I have a client who recently got bit by the disappearing-custom-menus-and-value-lists bug (fixed by FMI in 16.0.4, thank you!). Recovery fixed the problem. While I’m skeptical of the conventional wisdom that a recovered file should never be used even if FileMaker reports it as fine, I decided to do a clone of a good known backup followed by import of the production data because this client has 20 years and 7 digits invested in his database — and we have a known good backup that precedes getting hit by the bug.
We decided to wait for FM 17 and the Data Migration Tool for the clone/import and just use the recovered file (been running fine for a month) until then. Now that 17 and the DMT are out, we’ve been testing this tool and I’ve discovered 2 things:
1. All tests of migrated data, primary keys, and value lists were perfect. It’s a big db so we’ll know more once the DMT-ed file is put into production, but testing was perfect.

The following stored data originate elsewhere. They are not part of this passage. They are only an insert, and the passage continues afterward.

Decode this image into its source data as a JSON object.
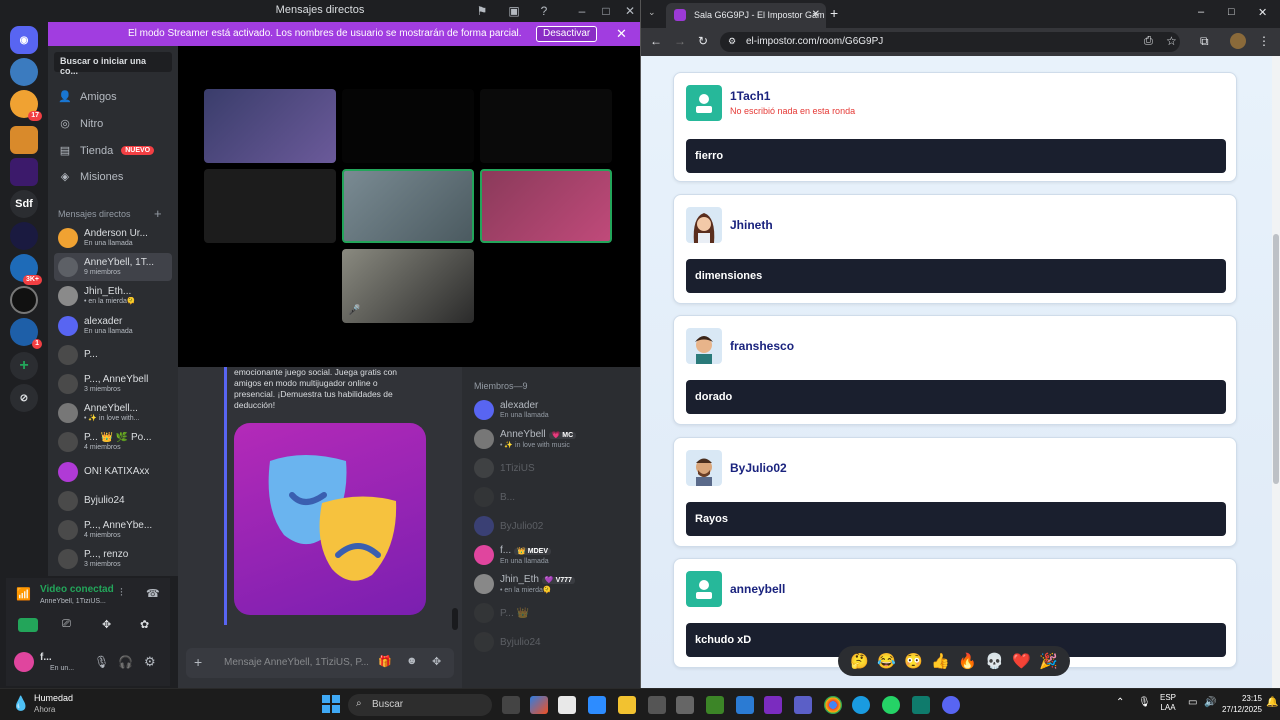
{
  "discord": {
    "window_title": "Mensajes directos",
    "banner": {
      "text": "El modo Streamer está activado. Los nombres de usuario se mostrarán de forma parcial.",
      "button": "Desactivar"
    },
    "search_placeholder": "Buscar o iniciar una co...",
    "nav": [
      {
        "label": "Amigos",
        "icon": "friends-icon"
      },
      {
        "label": "Nitro",
        "icon": "nitro-icon"
      },
      {
        "label": "Tienda",
        "icon": "shop-icon",
        "badge": "NUEVO"
      },
      {
        "label": "Misiones",
        "icon": "quests-icon"
      }
    ],
    "dm_header": "Mensajes directos",
    "dms": [
      {
        "name": "Anderson Ur...",
        "status": "En una llamada",
        "color": "#f0a232"
      },
      {
        "name": "AnneYbell, 1T...",
        "status": "9 miembros",
        "color": "#5d6066",
        "selected": true
      },
      {
        "name": "Jhin_Eth...",
        "status": "• en la mierda🫠",
        "color": "#8a8a8a"
      },
      {
        "name": "alexader",
        "status": "En una llamada",
        "color": "#5865f2"
      },
      {
        "name": "P...",
        "status": "",
        "color": "#4a4a4a"
      },
      {
        "name": "P..., AnneYbell",
        "status": "3 miembros",
        "color": "#4a4a4a"
      },
      {
        "name": "AnneYbell...",
        "status": "• ✨ in love with...",
        "color": "#777"
      },
      {
        "name": "P... 👑 🌿 Po...",
        "status": "4 miembros",
        "color": "#4a4a4a"
      },
      {
        "name": "ON! KATIXAxx",
        "status": "",
        "color": "#b03ad6"
      },
      {
        "name": "Byjulio24",
        "status": "",
        "color": "#4a4a4a"
      },
      {
        "name": "P..., AnneYbe...",
        "status": "4 miembros",
        "color": "#4a4a4a"
      },
      {
        "name": "P..., renzo",
        "status": "3 miembros",
        "color": "#4a4a4a"
      }
    ],
    "server_badges": {
      "s2": "17",
      "s7": "3K+",
      "s9": "1"
    },
    "server_label": "Sdf",
    "voice": {
      "title": "Video conectad...",
      "channel": "AnneYbell, 1TiziUS..."
    },
    "user": {
      "name": "f...",
      "status": "En un..."
    },
    "chat_text": "emocionante juego social. Juega gratis con amigos en modo multijugador online o presencial. ¡Demuestra tus habilidades de deducción!",
    "members_header": "Miembros—9",
    "members": [
      {
        "name": "alexader",
        "status": "En una llamada",
        "color": "#5865f2"
      },
      {
        "name": "AnneYbell",
        "tag": "💗 MC",
        "status": "• ✨ in love with music",
        "color": "#777"
      },
      {
        "name": "1TiziUS",
        "status": "",
        "color": "#666",
        "dim": true
      },
      {
        "name": "B...",
        "status": "",
        "color": "#444",
        "dim": true
      },
      {
        "name": "ByJulio02",
        "status": "",
        "color": "#5865f2",
        "dim": true
      },
      {
        "name": "f...",
        "tag": "👑 MDEV",
        "status": "En una llamada",
        "color": "#e0459e"
      },
      {
        "name": "Jhin_Eth",
        "tag": "💜 V777",
        "status": "• en la mierda🫠",
        "color": "#888"
      },
      {
        "name": "P... 👑",
        "status": "",
        "color": "#444",
        "dim": true
      },
      {
        "name": "Byjulio24",
        "status": "",
        "color": "#444",
        "dim": true
      }
    ],
    "message_placeholder": "Mensaje AnneYbell, 1TiziUS, P..."
  },
  "chrome": {
    "tab_title": "Sala G6G9PJ - El Impostor Gam",
    "url": "el-impostor.com/room/G6G9PJ",
    "players": [
      {
        "name": "1Tach1",
        "note": "No escribió nada en esta ronda",
        "word": "fierro",
        "avatar": "generic"
      },
      {
        "name": "Jhineth",
        "note": "",
        "word": "dimensiones",
        "avatar": "girl"
      },
      {
        "name": "franshesco",
        "note": "",
        "word": "dorado",
        "avatar": "boy"
      },
      {
        "name": "ByJulio02",
        "note": "",
        "word": "Rayos",
        "avatar": "man"
      },
      {
        "name": "anneybell",
        "note": "",
        "word": "kchudo xD",
        "avatar": "generic"
      }
    ],
    "reactions": [
      "🤔",
      "😂",
      "😳",
      "👍",
      "🔥",
      "💀",
      "❤️",
      "🎉"
    ]
  },
  "taskbar": {
    "weather_title": "Humedad",
    "weather_sub": "Ahora",
    "search": "Buscar",
    "lang": "ESP",
    "lang2": "LAA",
    "time": "23:15",
    "date": "27/12/2025"
  }
}
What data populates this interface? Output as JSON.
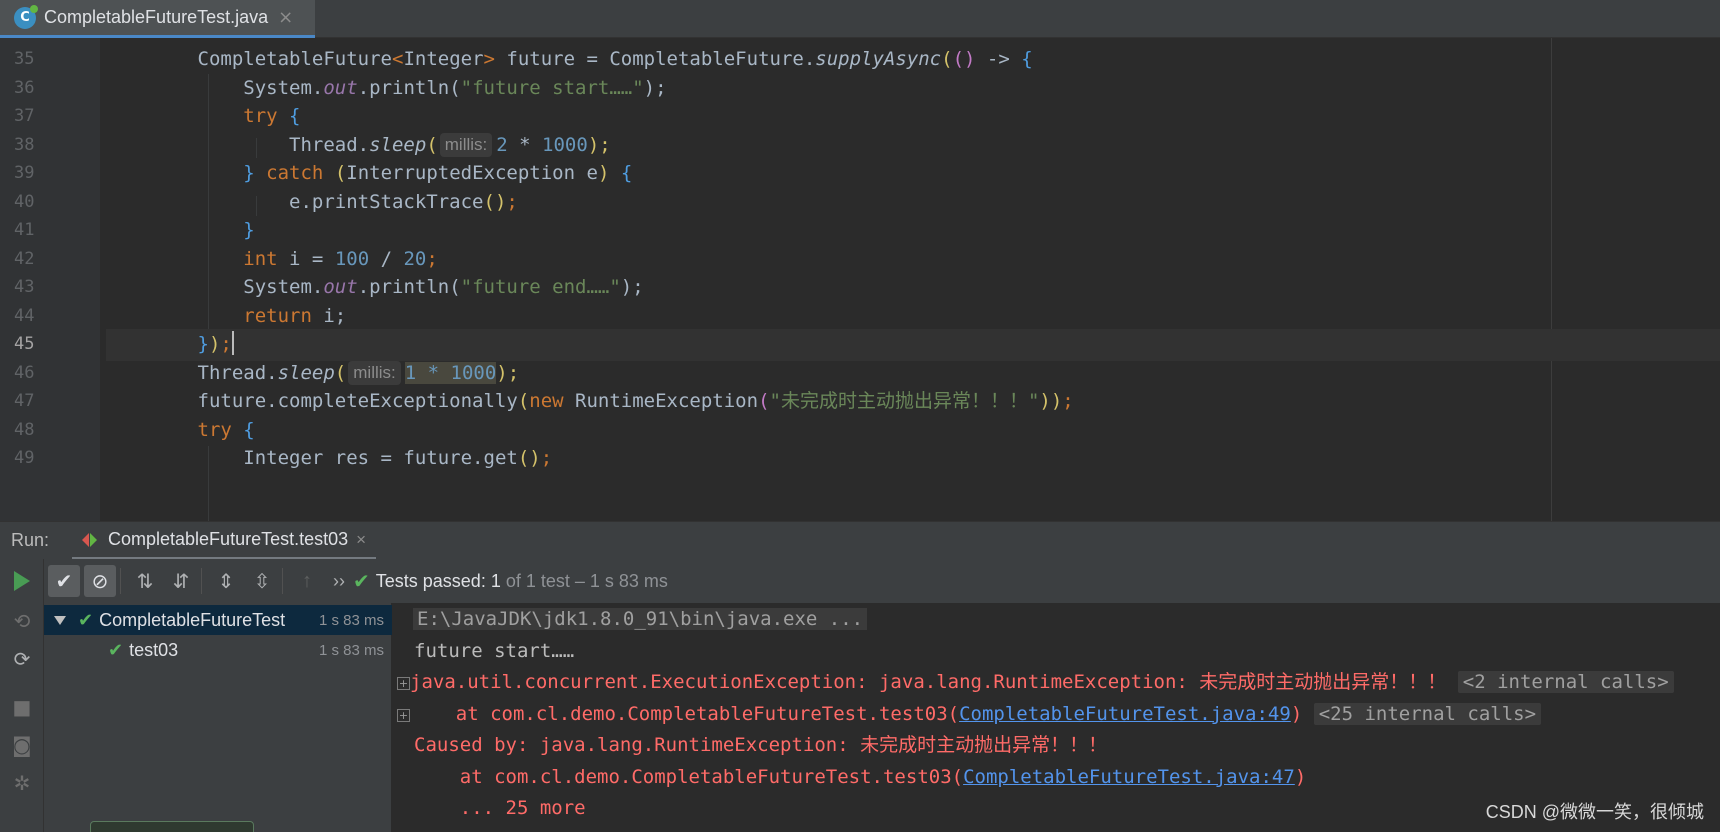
{
  "editor_tab": {
    "file_name": "CompletableFutureTest.java",
    "close": "×"
  },
  "gutter": {
    "line_numbers": [
      "35",
      "36",
      "37",
      "38",
      "39",
      "40",
      "41",
      "42",
      "43",
      "44",
      "45",
      "46",
      "47",
      "48",
      "49"
    ],
    "current_line": "45"
  },
  "code": {
    "l35": {
      "a": "CompletableFuture",
      "b": "<",
      "c": "Integer",
      "d": ">",
      "e": " future = CompletableFuture.",
      "f": "supplyAsync",
      "g": "(",
      "h": "()",
      "i": " -> ",
      "j": "{"
    },
    "l36": {
      "a": "System.",
      "b": "out",
      "c": ".println(",
      "d": "\"future start……\"",
      "e": ");"
    },
    "l37": {
      "a": "try",
      "b": " {"
    },
    "l38": {
      "a": "Thread.",
      "b": "sleep",
      "c": "(",
      "hint": "millis:",
      "d": "2",
      "e": " * ",
      "f": "1000",
      "g": ");"
    },
    "l39": {
      "a": "}",
      "b": " catch",
      "c": " (",
      "d": "InterruptedException e",
      "e": ")",
      "f": " {"
    },
    "l40": {
      "a": "e.printStackTrace",
      "b": "()",
      "c": ";"
    },
    "l41": {
      "a": "}"
    },
    "l42": {
      "a": "int",
      "b": " i = ",
      "c": "100",
      "d": " / ",
      "e": "20",
      "f": ";"
    },
    "l43": {
      "a": "System.",
      "b": "out",
      "c": ".println(",
      "d": "\"future end……\"",
      "e": ");"
    },
    "l44": {
      "a": "return",
      "b": " i;"
    },
    "l45": {
      "a": "}",
      "b": ")",
      "c": ";"
    },
    "l46": {
      "a": "Thread.",
      "b": "sleep",
      "c": "(",
      "hint": "millis:",
      "d": "1 * 1000",
      "e": ");"
    },
    "l47": {
      "a": "future.completeExceptionally",
      "b": "(",
      "c": "new",
      "d": " RuntimeException",
      "e": "(",
      "f": "\"未完成时主动抛出异常！！！\"",
      "g": "))",
      "h": ";"
    },
    "l48": {
      "a": "try",
      "b": " {"
    },
    "l49": {
      "a": "Integer res = future.get",
      "b": "()",
      "c": ";"
    }
  },
  "run_panel": {
    "label": "Run:",
    "tab_name": "CompletableFutureTest.test03",
    "tab_close": "×",
    "status_main": "Tests passed: 1",
    "status_sub": "of 1 test – 1 s 83 ms",
    "chevron": "››"
  },
  "tree": {
    "root": {
      "name": "CompletableFutureTest",
      "time": "1 s 83 ms"
    },
    "child": {
      "name": "test03",
      "time": "1 s 83 ms"
    }
  },
  "console": {
    "cmd": "E:\\JavaJDK\\jdk1.8.0_91\\bin\\java.exe ...",
    "out1": "future start……",
    "err1": "java.util.concurrent.ExecutionException: java.lang.RuntimeException: 未完成时主动抛出异常！！！",
    "internal1": "<2 internal calls>",
    "at1_pre": "    at com.cl.demo.CompletableFutureTest.test03(",
    "at1_link": "CompletableFutureTest.java:49",
    "at1_post": ")",
    "internal2": "<25 internal calls>",
    "caused": "Caused by: java.lang.RuntimeException: 未完成时主动抛出异常！！！",
    "at2_pre": "    at com.cl.demo.CompletableFutureTest.test03(",
    "at2_link": "CompletableFutureTest.java:47",
    "at2_post": ")",
    "more": "    ... 25 more",
    "fold_symbol": "+"
  },
  "watermark": "CSDN @微微一笑，很倾城",
  "icons": {
    "file": "java-class-icon",
    "run": "play-icon",
    "check": "check-icon",
    "cancel": "cancel-icon"
  },
  "colors": {
    "keyword": "#cc7832",
    "number": "#6897bb",
    "string": "#6a8759",
    "error": "#ff6b68",
    "link": "#5394ec",
    "pass": "#5ab55e"
  }
}
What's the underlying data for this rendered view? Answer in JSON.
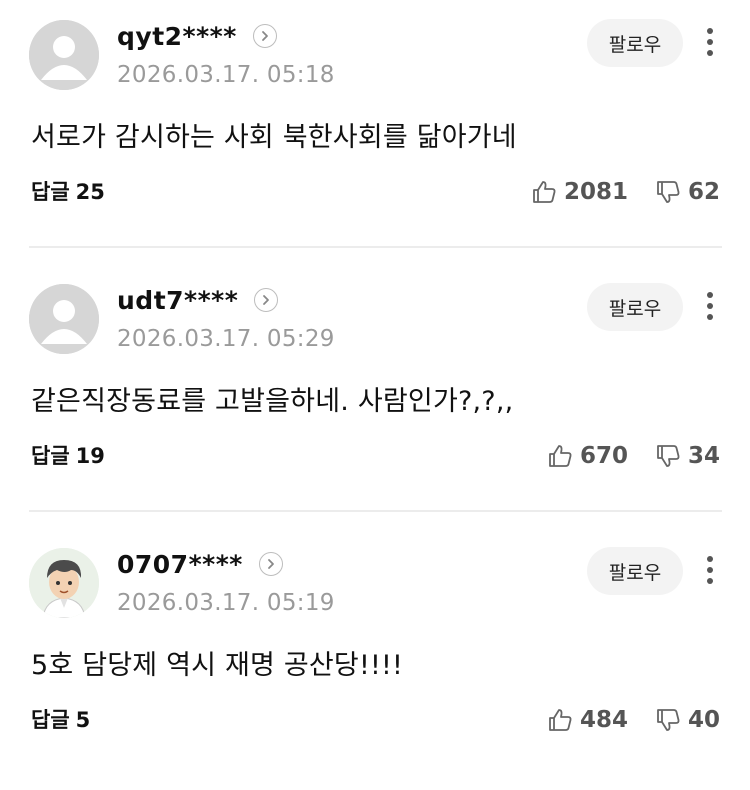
{
  "colors": {
    "text": "#111111",
    "muted": "#9a9a9a",
    "follow_bg": "#f3f3f3",
    "icon": "#555555"
  },
  "comments": [
    {
      "username": "qyt2****",
      "timestamp": "2026.03.17. 05:18",
      "follow_label": "팔로우",
      "text": "서로가 감시하는 사회 북한사회를 닮아가네",
      "reply_label": "답글",
      "reply_count": "25",
      "likes": "2081",
      "dislikes": "62",
      "avatar": "default-avatar"
    },
    {
      "username": "udt7****",
      "timestamp": "2026.03.17. 05:29",
      "follow_label": "팔로우",
      "text": "같은직장동료를 고발을하네. 사람인가?,?,,",
      "reply_label": "답글",
      "reply_count": "19",
      "likes": "670",
      "dislikes": "34",
      "avatar": "default-avatar"
    },
    {
      "username": "0707****",
      "timestamp": "2026.03.17. 05:19",
      "follow_label": "팔로우",
      "text": "5호 담당제 역시 재명 공산당!!!!",
      "reply_label": "답글",
      "reply_count": "5",
      "likes": "484",
      "dislikes": "40",
      "avatar": "character-avatar"
    }
  ]
}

2. To say the DMT is faster than doing the same thing manually is like saying a race car is faster than walking. The db in question is 25 GB, with 74 tables, 5,600+ fields, and over 16 million records. The hardware used to run the DMT was a Dell PowerEdge R430 running Windows Server 2016 with an 8-drive SSD RAID 10.
Manually importing the 10 largest tables took 12.5 hours. 64 tables still to import and all 74 primary keys still needing an update. Plus the manual double check to make sure no human error occurred.
The DMT did the same thing in 35 minutes. Also tried the DMT on the same files on a 2013 Mac Pro (diaper genie Mac Pro) with PCIe SSD … 24 minutes.
So the question is, how do they do this???
Kudos to FileMaker on an outstanding tool! Saved me a weekend, which is what I would have needed to do the same thing manually with regular babysitting of imports. Well, not really. I would have used RefreshFM which has been a great tool for many years accomplishing the same thing in a more automated fashion.
Also kudos to Productive Computing for releasing a GUI wrapper of the DMT’s command line interface (FM Data Migration Assistant). Easier than grappling with CLI syntax.